Tan Sri Devaki Krishnan is a member of the Malaysian Indian Congress (MIC) and was the first woman to be elected in public office in Malaya after winning a seat on the Municipal Council in Kuala Lumpur in the year 1952. She has made her mark in Malaysian politics and community welfare. The Sri Lankan born was educated at St. Mary’s School, Kuala Lumpur, and soon after graduating, became a school teacher.

In 1949, Devaki became an active member of the Selangor Indian Association and the Women’s International Club. Devaki was nominated by her community and approached by Datuk Onn Jaafar to stand for election at the Kuala Lumpur Municipal elections under the Independence of the Malaya Party in 1951. Apparently she became the first Indian women to win the election in Malaya then.

Devaki (left) and Tunku Onn Jaafar (second from left) who had a fondness for eggplant and dried fish curry during Hari Raya parties like this one at his home in Penang.

Devaki joined the MIC and rose to fame through the ranks, first as Wanita MIC Secretary and then as Deputy President. At the same time, she continued to teach, chair the St. John’s Ambulance Association and campaign for women’s rights with the National Council of Women’s Organisation, which later named her Tokoh Wanita.

Toh Puan Umasundari Sambanthan

You may know her as the wife of the late Tun V.T. Sambanthan, but Toh Puan Uma has made a name for herself by being an activist and social worker, raising the status of women, especially in rural areas.

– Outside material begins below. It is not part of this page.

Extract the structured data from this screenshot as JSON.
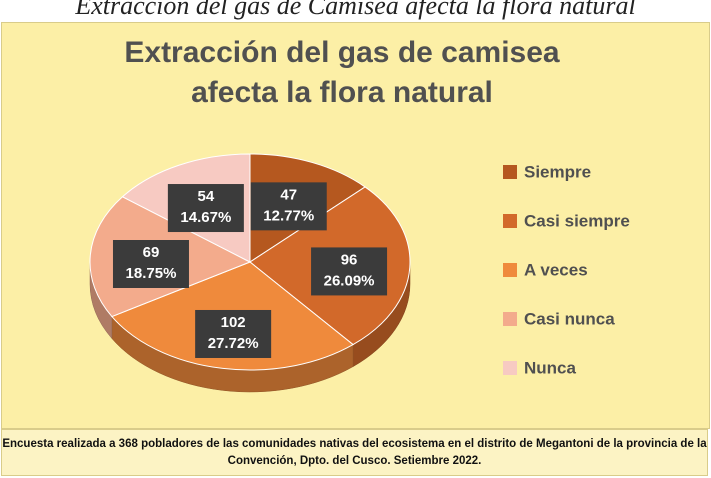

She was also one of the founders and formal president of the NCWO. Toh Puan Uma also held the position of general-secretary of the Sri Ramakrishna Sarada Society, which she co-founded in 1960.

In the 1950s, she was actively involved with various women’s groups to raise the status of women. Toh Puan Uma sought to challenge conventional social barriers regarding women as she was a firm believer of women being in positions of leadership.

Toh Puan Uma Sambanthan’s Social Contributions

By working together with women from all races, she was able to address such social imbalances. The role of women became more significant in a democratic society both politically and socially. From the last quarter of 1956 till the 1970s, Toh Puan Uma worked with the National Association of Women’s Institute (W.I), organising proper nutrition and healthcare for kampung (rural) children, reviving local recipes and income generation, in general.

Toh Puan Uma passed away on January 31, 2020 at the age of 90.

May we never forget the contributions made by these pioneer women leaders who helped shape Malaysian women to reach their fullest potential.

Let’s join hands and carry on their legacy.